L’application du droit c’est la localisation du datacenter quand même, pour le coup ? On reste quand même là-dessus ? Je n’ai pas bien compris ce que vous évoquiez.
Henri Verdier : Les Américains ont une doctrine dans le CLOUD Act [10] qui est l’application extraterritoriale du droit, donc pour eux si c’est une filiale d’une entreprise américaine, le droit s’applique. Absolument.
Sébastien Guénard : C’est déjà beaucoup plus clair.
Tu es très open data. Est-ce que tu peux nous apporter un éclairage sur ce que tu as mis en place, ce qu’il en reste et ta vision sur le sujet ?
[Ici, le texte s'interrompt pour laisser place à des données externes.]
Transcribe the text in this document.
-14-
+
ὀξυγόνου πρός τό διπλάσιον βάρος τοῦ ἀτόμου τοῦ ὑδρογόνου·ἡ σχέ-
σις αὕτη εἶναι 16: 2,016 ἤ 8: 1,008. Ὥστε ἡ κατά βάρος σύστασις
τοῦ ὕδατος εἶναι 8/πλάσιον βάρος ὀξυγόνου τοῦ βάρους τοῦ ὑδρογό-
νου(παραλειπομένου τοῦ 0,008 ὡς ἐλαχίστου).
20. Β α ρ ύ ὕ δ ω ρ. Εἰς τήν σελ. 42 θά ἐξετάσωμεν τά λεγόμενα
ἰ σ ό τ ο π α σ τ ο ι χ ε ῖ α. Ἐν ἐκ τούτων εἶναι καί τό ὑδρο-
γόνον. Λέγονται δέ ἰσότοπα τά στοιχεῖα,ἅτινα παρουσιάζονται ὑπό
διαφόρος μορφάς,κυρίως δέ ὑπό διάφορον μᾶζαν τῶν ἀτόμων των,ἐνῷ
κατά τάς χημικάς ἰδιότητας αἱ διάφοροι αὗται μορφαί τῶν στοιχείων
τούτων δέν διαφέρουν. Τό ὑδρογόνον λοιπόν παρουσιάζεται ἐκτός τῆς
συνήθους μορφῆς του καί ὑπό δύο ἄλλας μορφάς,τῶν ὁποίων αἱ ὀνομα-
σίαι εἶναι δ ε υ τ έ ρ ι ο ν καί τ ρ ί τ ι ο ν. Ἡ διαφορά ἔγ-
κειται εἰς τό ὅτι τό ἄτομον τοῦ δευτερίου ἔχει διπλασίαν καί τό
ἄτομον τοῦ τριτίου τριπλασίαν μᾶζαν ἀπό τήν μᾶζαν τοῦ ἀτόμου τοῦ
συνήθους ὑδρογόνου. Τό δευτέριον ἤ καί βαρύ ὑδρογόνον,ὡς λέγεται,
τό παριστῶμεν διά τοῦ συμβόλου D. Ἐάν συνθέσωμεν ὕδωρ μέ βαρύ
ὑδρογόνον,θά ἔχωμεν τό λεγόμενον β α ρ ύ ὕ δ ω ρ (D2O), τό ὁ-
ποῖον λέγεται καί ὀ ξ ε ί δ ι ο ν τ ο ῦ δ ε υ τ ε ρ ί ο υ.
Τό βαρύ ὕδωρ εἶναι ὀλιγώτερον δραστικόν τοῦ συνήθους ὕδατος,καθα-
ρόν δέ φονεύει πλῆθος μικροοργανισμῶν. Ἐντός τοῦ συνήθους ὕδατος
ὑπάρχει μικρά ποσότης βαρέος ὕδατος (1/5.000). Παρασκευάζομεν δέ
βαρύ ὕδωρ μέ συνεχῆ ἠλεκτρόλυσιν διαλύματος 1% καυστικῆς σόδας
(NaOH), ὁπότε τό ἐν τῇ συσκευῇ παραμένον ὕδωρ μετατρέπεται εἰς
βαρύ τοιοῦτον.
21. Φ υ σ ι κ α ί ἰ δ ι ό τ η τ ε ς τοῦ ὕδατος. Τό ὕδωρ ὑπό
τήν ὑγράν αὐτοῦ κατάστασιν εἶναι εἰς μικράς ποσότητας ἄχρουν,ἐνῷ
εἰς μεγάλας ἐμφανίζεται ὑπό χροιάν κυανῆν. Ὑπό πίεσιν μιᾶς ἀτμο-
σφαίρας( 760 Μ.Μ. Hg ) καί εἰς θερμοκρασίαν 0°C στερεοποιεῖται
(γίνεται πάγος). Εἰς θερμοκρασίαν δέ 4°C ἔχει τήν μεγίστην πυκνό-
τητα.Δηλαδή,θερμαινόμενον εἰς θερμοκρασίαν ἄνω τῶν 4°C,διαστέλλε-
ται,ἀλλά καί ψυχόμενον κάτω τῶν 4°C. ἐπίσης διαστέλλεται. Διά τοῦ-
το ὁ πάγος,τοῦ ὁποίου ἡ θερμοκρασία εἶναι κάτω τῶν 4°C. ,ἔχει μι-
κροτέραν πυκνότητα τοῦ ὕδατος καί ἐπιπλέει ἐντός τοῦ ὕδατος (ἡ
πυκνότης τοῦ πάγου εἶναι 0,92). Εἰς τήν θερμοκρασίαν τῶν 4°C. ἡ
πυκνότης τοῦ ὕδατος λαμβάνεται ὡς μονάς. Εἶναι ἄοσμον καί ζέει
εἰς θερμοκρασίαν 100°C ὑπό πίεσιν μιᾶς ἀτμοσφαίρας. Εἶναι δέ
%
Henri Verdier : Ça c’était la mission pour laquelle on m’a appelé dans l’État. C’est assez drôle parce qu’à la fois il y a une très longue histoire en France de la transparente de l’action publique. J’aimais bien rappeler aux fonctionnaires chenus que la Déclaration des droits de l’homme dit que la société est en droit de demander compte à tout agent public de son administration. Mine de rien, cette histoire a une histoire : par exemple, depuis 1830, les rapports de la Cour des comptes sont publics, ce qui est un truc de dingue si on réfléchit bien. Il y a une magistrature indépendante qui cartonne l’État tous les ans et les rapports sont publics depuis longtemps.
En 1978, justement la même année que la loi informatique et libertés, il y a eu la loi CADA [Commission d’accès aux documents administratifs] qui donne, à nous citoyens, accès aux documents administratifs. Je ne dis pas que c’est parfait, loin de là, il y avait quand même une culture du secret, de la méfiance, mais il y avait vaguement dans l’État l’idée que c’est normal que les citoyens nous demandent des comptes.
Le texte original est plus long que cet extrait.